>Next week – a big one for data
>Next week will be a big one for local economic news – it will help to settle the RBA’s thinking on what to do with interest rates when it meets on 6 December. At the moment, it looks most likely that it will opt for a 25bp cut, with some risk that a 50bp cut will be delivered. Events offshore will be the strongest influence on whether or not it goes 50, with a 25 cut linked squarely back to local conditions.
In the next week, the data will focus on:
* homes sales (which are running near a 10 year low);
* credit (housing credit is hovering at a 34 year low);
* house prices (down for 8 months in a row);
* private capital expenditure (booming and likely to keep booming for quite a while yet);
* retail trade (last couple of months show retail sales lifting off the recessionary growth rates of mid-2011); and
* building approvals (volatile each month, but still we have a housing shortage it seems and need to build more houses).

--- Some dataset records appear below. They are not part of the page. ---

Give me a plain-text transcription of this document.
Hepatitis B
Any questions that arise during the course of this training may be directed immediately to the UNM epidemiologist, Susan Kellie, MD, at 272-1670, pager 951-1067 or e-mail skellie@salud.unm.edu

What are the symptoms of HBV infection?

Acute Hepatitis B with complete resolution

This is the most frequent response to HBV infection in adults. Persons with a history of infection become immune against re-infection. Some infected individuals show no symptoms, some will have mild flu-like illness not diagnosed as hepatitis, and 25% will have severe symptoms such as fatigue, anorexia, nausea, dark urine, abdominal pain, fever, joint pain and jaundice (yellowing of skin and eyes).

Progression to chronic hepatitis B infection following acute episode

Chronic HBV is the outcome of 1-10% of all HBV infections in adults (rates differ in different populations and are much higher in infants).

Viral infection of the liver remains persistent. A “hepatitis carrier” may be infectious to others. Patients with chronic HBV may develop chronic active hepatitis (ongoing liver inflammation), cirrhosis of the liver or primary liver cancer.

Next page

It would take a run of strong results across most of these indicators to alter the course for a 25 point cut.
RBA Governor Glenn Stevens noted last night in his speech to the Australian Business Economists that developments in Europe posed a significant downside risk to the global (and Australia’s) economic wellbeing. That is very true. Throw in the problems in the US and the stalling of growth in Chinese manufacturing and it is clear where the RBA biases are.